Six2 paralogs are required for proximal tubule development in the Zebrafish pronephros

Abstract

The mammalian metanephric kidney develops from reciprocal interactions between the metanephric mesenchyme and ureteric bud (UB) to give rise to a variety of cell types and structures including interstitial cells, vasculature, and epithelial tubules. Progenitor cells adjacent to the UB, termed cap mesenchyme (CM), undergo mesenchymal‐to‐epithelial transition (MET) to form epithelial structures called renal vesicles before elongating and differentiating into nephrons, the functional unit of the kidney. Several genes are expressed in the CM that are required for proper kidney development. One gene encodes the transcription factor Six2, which is known to play a role in self‐renewal of the CM and is turned off in differentiated nephron epithelium. Loss of Six2 in mammals results in renal hypodysplasia due to premature loss of CM. However, Six2 expression persists as cells undergo MET from the CM to form renal vesicles, a structural precursor to differentiated nephrons. Currently, it is not known what role Six2 may play in the differentiation program required to form new nephron epithelium.

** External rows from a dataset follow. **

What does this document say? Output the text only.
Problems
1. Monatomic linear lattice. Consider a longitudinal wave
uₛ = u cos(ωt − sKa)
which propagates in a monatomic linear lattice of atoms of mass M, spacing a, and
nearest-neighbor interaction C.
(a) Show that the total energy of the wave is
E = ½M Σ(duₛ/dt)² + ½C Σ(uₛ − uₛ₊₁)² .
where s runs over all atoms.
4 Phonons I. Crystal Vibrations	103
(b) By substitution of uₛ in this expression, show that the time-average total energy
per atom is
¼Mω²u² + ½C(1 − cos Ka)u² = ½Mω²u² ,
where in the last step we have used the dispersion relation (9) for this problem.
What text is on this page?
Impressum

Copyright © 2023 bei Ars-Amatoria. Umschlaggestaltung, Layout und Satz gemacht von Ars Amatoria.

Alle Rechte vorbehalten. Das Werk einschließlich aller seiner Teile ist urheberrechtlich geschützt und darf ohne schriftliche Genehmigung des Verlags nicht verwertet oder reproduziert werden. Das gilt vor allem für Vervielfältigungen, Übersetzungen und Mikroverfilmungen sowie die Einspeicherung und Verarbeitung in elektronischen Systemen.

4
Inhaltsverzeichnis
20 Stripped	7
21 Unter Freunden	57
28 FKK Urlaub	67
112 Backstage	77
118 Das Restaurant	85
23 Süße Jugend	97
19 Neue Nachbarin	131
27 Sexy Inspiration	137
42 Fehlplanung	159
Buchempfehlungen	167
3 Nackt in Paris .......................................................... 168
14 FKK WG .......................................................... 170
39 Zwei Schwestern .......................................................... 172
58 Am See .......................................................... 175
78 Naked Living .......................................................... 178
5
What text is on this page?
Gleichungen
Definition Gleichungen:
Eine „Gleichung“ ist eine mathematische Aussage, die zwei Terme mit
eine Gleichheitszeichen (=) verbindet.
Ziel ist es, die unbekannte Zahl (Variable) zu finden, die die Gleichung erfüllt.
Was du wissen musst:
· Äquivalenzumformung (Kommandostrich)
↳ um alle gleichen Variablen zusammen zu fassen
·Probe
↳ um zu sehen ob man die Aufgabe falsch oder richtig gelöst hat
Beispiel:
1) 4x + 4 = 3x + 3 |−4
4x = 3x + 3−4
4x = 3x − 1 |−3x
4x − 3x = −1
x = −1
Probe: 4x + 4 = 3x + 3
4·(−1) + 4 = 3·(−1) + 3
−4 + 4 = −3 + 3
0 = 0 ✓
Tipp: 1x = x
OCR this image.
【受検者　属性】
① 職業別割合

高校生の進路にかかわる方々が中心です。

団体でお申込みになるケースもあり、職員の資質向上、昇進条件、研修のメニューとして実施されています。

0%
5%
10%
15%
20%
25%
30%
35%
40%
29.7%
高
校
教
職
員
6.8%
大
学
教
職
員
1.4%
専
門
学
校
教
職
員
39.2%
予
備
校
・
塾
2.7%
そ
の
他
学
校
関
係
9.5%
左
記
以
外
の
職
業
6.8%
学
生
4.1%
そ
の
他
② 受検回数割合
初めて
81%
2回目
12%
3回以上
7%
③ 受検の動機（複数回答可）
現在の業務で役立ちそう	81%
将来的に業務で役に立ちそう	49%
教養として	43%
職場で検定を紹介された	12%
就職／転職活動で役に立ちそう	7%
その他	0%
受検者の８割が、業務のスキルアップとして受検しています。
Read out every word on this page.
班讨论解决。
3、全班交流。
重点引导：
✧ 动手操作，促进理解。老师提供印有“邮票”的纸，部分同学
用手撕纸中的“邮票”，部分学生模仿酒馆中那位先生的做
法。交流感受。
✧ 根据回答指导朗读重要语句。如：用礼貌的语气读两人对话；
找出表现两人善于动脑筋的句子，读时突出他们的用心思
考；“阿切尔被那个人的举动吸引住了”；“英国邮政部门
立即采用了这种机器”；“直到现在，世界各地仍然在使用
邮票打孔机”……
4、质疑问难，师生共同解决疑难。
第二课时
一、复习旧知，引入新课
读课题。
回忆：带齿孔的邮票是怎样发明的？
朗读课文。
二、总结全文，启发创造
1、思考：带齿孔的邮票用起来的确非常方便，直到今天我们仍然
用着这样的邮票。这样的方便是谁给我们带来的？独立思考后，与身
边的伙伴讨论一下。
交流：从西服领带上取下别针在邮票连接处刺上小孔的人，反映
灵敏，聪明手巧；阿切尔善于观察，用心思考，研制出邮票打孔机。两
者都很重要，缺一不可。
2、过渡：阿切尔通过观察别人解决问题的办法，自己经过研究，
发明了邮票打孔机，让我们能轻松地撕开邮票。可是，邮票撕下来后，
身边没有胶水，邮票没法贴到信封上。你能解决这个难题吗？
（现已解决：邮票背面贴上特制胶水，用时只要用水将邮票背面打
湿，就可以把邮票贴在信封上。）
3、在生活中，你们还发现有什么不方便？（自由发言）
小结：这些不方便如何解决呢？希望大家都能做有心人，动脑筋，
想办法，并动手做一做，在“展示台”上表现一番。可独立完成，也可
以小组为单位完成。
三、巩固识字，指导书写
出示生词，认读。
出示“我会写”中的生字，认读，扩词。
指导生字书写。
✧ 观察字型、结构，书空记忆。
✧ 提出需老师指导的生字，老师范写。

The zebrafish embryonic pronephros shares features with mammalian nephrons including a similar developmental genetic program and conserved segmentation of the epithelial tubule. Unlike mammals however, the zebrafish pronephros develops directly from the intermediate mesoderm without the need for a continuous population of progenitor cells. This allows the functional study of genes which play a role in CM self‐renewal but also may have roles in cellular differentiation during nephron development. Here we have cloned and characterized the zebrafish Six2 homologs during pronephric development. The zebrafish six2a and six2b genes show conserved expression in the intermediate mesoderm, although with slight differences between the two paralogs. Gene knock‐down, by injection of specific anti‐sense morpholino oligonucleotides (MO) results in kidney cysts and aberrant expression of glomerular and proximal tubule markers, such as wt1a and slc20a1a. Interestingly, distal segments remain intact suggesting Six2 plays a role in cell differentiation of proximal elements of the pronephric nephron.This abstract is from the Experimental Biology 2018 Meeting. There is no full text article associated with this abstract published in The FASEB Journal.